Pastitsada
- Alternative names: Pastitsada Korfiatiki, Pastitsado
- Region or state: Corfu
- Associated cuisine: Greece
- Main ingredients: Spicy veal, beef or poultry and macaroni
- Ingredients generally used: Olive oil, onions, garlic (though traditionally not used in this dish in Corfu), salt, black pepper, white wine, vinegar, cloves, bay leaf, cinnamon, tomatoes, butter, kefalotyri or Parmesan

= Pastitsada =

Greek dish of braised meat over pasta

Pastitsada (παστιτσάδα) is a Greek dish of meat braised in a spicy tomato-based sauce and served over pasta. Often associated with the island of Corfu, where it is a traditional Sunday dinner, it is sometimes called pastitsada Korfiatiki.

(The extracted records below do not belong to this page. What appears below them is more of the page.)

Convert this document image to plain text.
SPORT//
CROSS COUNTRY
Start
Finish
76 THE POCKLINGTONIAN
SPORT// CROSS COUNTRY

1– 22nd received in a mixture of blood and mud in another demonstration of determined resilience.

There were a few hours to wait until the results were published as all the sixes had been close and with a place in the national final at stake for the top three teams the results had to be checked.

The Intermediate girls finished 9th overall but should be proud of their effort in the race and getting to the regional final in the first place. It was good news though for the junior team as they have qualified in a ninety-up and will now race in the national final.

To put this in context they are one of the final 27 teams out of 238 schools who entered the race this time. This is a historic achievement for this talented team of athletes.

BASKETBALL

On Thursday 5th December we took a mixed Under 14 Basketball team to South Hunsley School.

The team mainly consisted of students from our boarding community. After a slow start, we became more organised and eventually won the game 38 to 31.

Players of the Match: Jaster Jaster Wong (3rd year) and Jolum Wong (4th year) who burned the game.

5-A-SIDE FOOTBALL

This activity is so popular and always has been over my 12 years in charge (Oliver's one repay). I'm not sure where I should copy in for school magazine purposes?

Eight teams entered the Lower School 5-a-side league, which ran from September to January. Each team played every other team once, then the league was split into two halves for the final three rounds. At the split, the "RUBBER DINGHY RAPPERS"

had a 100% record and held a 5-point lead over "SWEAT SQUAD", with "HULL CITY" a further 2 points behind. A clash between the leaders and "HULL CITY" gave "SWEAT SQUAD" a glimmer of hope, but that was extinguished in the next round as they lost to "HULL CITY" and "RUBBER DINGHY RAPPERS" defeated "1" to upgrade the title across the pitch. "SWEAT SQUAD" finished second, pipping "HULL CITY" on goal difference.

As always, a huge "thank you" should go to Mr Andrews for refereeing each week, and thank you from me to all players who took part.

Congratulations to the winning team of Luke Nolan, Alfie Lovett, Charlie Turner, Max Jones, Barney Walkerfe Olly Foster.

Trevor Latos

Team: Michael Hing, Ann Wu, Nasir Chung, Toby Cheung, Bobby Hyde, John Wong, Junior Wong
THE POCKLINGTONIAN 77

Pastitsada is based on veal, beef or poultry cooked in fresh or canned tomatoes, olive oil, minced onions, garlic, salt, black pepper, white wine, vinegar, cloves, bay leaf, cinnamon, butter and served over pasta. It is usually topped with grated kefalotyri or Parmesan cheese. The dish shows Italian influence.

The name comes from the Venetian pastizzada (standard Italian pasticciata) lit. 'something messed up', which is used for a large variety of Italian braised meat dishes, generally served with polenta, mashed potatoes, or pasta.